Chapitre à la communauté de Scourmont

13 janvier 2002

 

Des frères envoyés en voyage (RB 67)

 

            Parmi les quelques chapitres ajoutés par saint Benoît à sa première rédaction de la Règle, se trouve le chapitre 67 intitulé “Des frères envoyés en voyage” (De fratribus in viam directis).  Il s’agit d’un chapitre assez bref, et un bref commentaire suffira (d’autant plus que nous commençons aujourd’hui notre retraite annuelle).

 

            Dans ce chapitre, Benoît demande simplement que les moines qui sont envoyés en voyage se recommandent à la prière de l’abbé et de tous les frères avant de partir, et qu’ils demandent de nouveau qu’on prie pour eux après leur retour.  Il demande aussi aux frères de ne pas raconter à leur retour ce qu’ils auront vu ou entendu au cours du voyage.

 

            Pour bien comprendre ces recommandations, il faut les resituer non seulement dans le contexte historique, mais aussi dans le contexte même de la Règle.  Il serait erroné d’y voir une vision négative ou manichéenne du monde.  Il ne s’agit pas pour Benoît de protéger le moine contre le monde mais contre ses propres “pensées” (au sens anciens de logismoi).

 

            La première caractéristique que Benoît donne d’un cénobite, c’est qu’il vit dans un monastère (in monasterio), c’est-à-dire dans une communauté, mais une communauté établie dans un lieu bien particulier. Ensuite à la fin du chapitre sur les “instruments des bonnes oeuvres”,  il explique que l’endroit où se livre le “combat spirituel”, c’est le monastère. 

 

            Le moine est donc quelqu’un qui a choisi de vivre avec d’autres frères dans un lieu déterminé, selon une règle commune et un régime assez structuré, afin d’arriver à un but bien précis, qui est de mener une existence de prière aussi continuelle que possible ou de relation à Dieu aussi permanente que possible.  Pour le moine qui a gardé vivant cet idéal, quelles que soient les responsabilités qu’il a ou n’a pas, toute sortie du monastère sera vécue non pas comme une distraction agréable et bienvenue, mais comme un service communautaire qu’il s’efforcera de vivre de telle sorte qu’il le distraie le moins possible de son orientation fondamentale.  Il ne s’agit pas de se protéger contre un « monde mauvais » mais de se protéger contre une dispersion de l’attention qui le priverait de la “simplicité”, c’est-à-dire de l’unicité de son orientation humaine et spirituelle.

 

            De nos jours les occasions où il est nécessaire aux moines de sortir sont certainement plus nombreuses que du temps de Benoît.  Si isolé soit-it, le monastère vit toujours en étroite relation avec l’Église et la société civile environnante.  Il y a tout d’abord toute les obligations de sortir pour les exigences de l’administration aussi bien matérielle que spirituelle.  Il y a ensuite les contacts avec les autres organismes ecclésiastiques et civils.  Puis il y a éventuellement des motifs de santé, d’étude, de devoirs envers la famille.  C’est pourquoi on ne fait plus dans la plupart des monastères cette demande solennelle de prière avant chaque absence;  mais la mention des « frères absents » à la fin de chaque Office nous rappelle de garder présents dans notre prière tous les frères qui se trouvent présentement à l’extérieur.

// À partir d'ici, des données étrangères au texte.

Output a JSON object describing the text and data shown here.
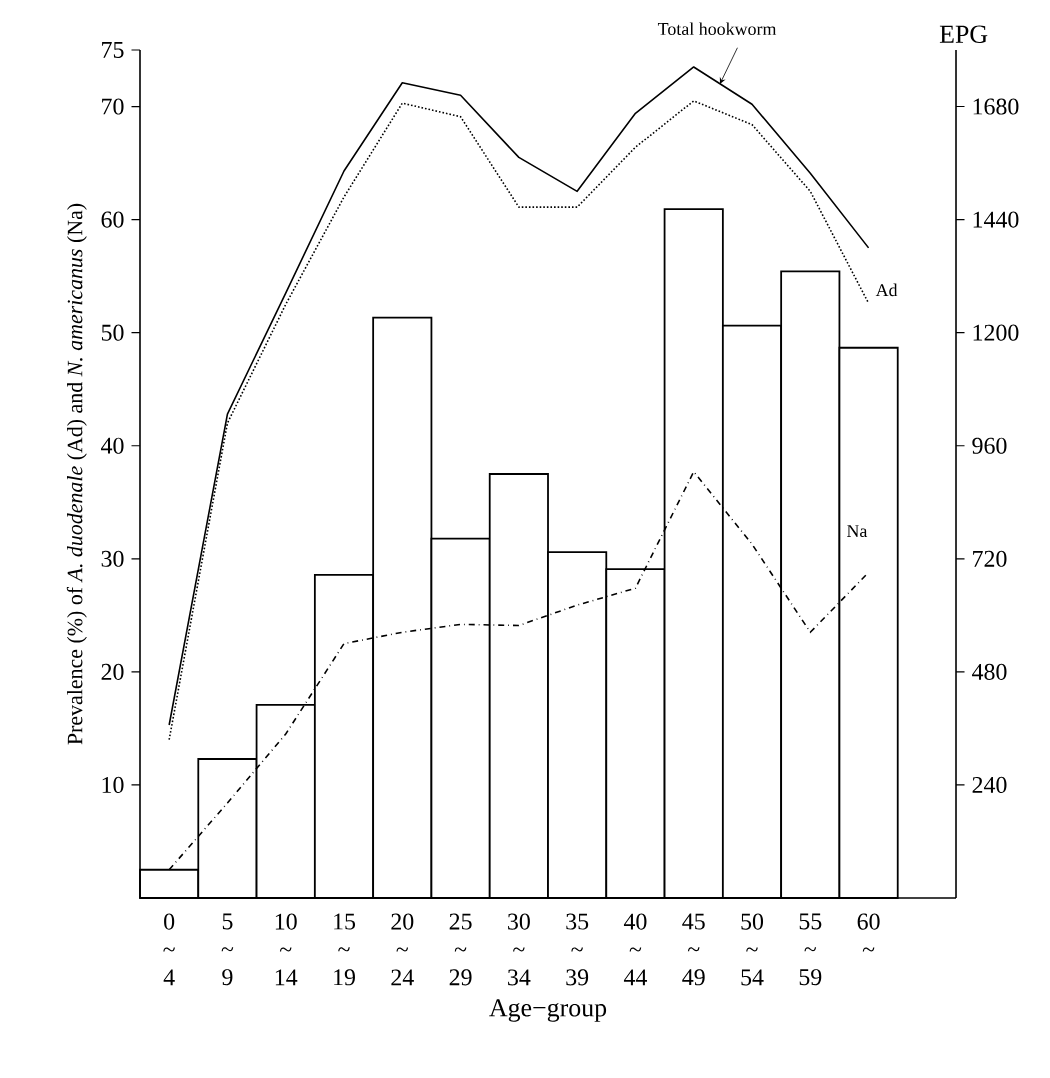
{
  "chart_data": {
    "type": "bar",
    "xlabel": "Age−group",
    "ylabel": "Prevalence (%) of *A. duodenale* (Ad) and *N. americanus* (Na)",
    "y2label": "EPG",
    "categories": [
      "0 ~ 4",
      "5 ~ 9",
      "10 ~ 14",
      "15 ~ 19",
      "20 ~ 24",
      "25 ~ 29",
      "30 ~ 34",
      "35 ~ 39",
      "40 ~ 44",
      "45 ~ 49",
      "50 ~ 54",
      "55 ~ 59",
      "60 ~"
    ],
    "series": [
      {
        "axis": "y2",
        "color": "#000000",
        "values": [
          60,
          295,
          410,
          686,
          1232,
          763,
          900,
          734,
          698,
          1462,
          1215,
          1330,
          1168
        ]
      },
      {
        "type": "line",
        "name": "Total hookworm",
        "color": "#000000",
        "line_style": "solid",
        "values": [
          15.3,
          42.8,
          53.5,
          64.3,
          72.1,
          71.0,
          65.5,
          62.5,
          69.4,
          73.5,
          70.2,
          64.1,
          57.5
        ]
      },
      {
        "type": "line",
        "name": "Ad",
        "color": "#000000",
        "line_style": "dotted",
        "values": [
          14.0,
          42.0,
          52.5,
          62.0,
          70.3,
          69.1,
          61.1,
          61.1,
          66.4,
          70.5,
          68.4,
          62.5,
          52.6
        ]
      },
      {
        "type": "line",
        "name": "Na",
        "color": "#000000",
        "line_style": "dashed",
        "values": [
          2.5,
          8.4,
          14.5,
          22.5,
          23.5,
          24.2,
          24.1,
          25.9,
          27.4,
          37.7,
          31.3,
          23.5,
          28.8
        ]
      }
    ],
    "ylim": [
      0,
      75
    ],
    "yticks": [
      10,
      20,
      30,
      40,
      50,
      60,
      70,
      75
    ],
    "y2lim": [
      0,
      1800
    ],
    "y2ticks": [
      240,
      480,
      720,
      960,
      1200,
      1440,
      1680
    ],
    "grid": false,
    "legend": false,
    "marker": "none"
  }
}
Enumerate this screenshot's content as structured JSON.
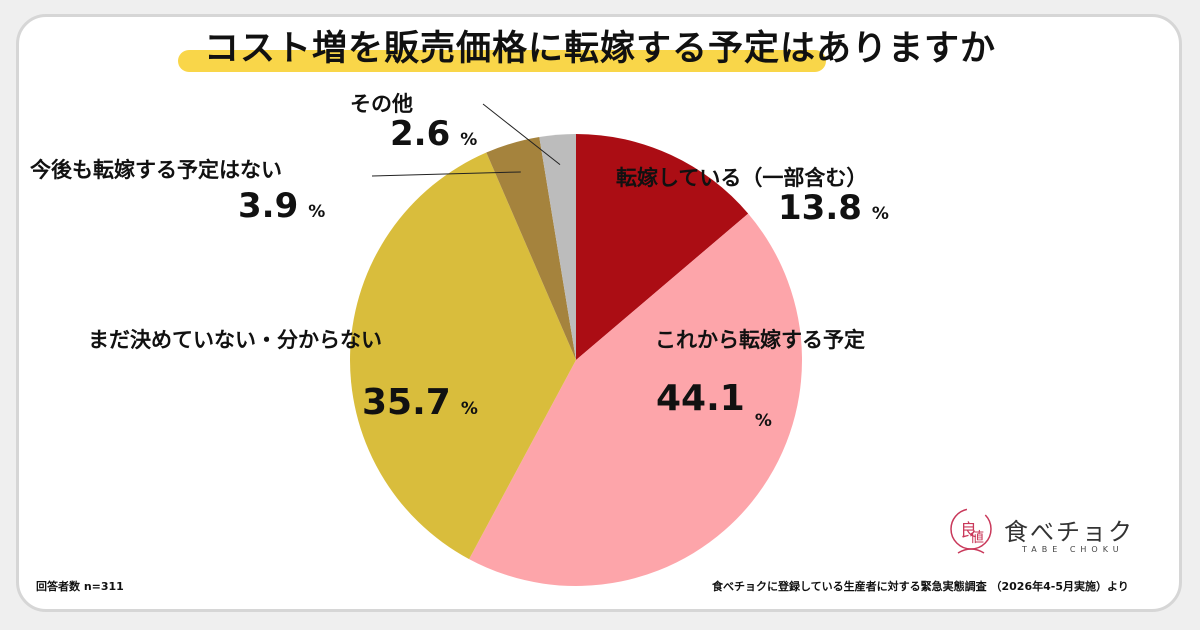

            Comme le dit Jésus dans l’Évangile, c’est du coeur de l’être humain que sortent toutes les choses bonnes ou mauvaises.  Le moine est soucieux de garder la pureté de son coeur, c’est-à-dire de garder son coeur non divisé mais totalement orienté vers son but. Il ne faut pas voir dans ce chapitre une mise en garde “contre les dangers du monde”, mais plutôt une mise en garde contre le danger d’oublier cette orientation en quittant un contexte de vie qui a tout été conçu pour la garder vive.

 

            Pour la personne du monde, son milieu professionnel, familial et social est le lieu de sa recherche et de sa rencontre de Dieu.  Pour le moine, le lieu de sa rencontre de Dieu est normalement le monastère.  Chaque fois qu’il sera appelé à en sortir, il devra être attentif à conserver son orientation fondamentale sans se laisser distraire dans des directions multiples.  Un moine peut être appelé, soit pour le service de sa communauté, soit pour rendre des services à l’extérieur au nom de sa communauté, à exercer diverses activités soit au sein du monastère soit à l’extérieur.  Tout cela peut être vécu dans une réelle unité intérieure.  Par ailleurs toute recherche de “distractions” comme telles serait un renoncement à ce qui fait l’essentiel de sa vie.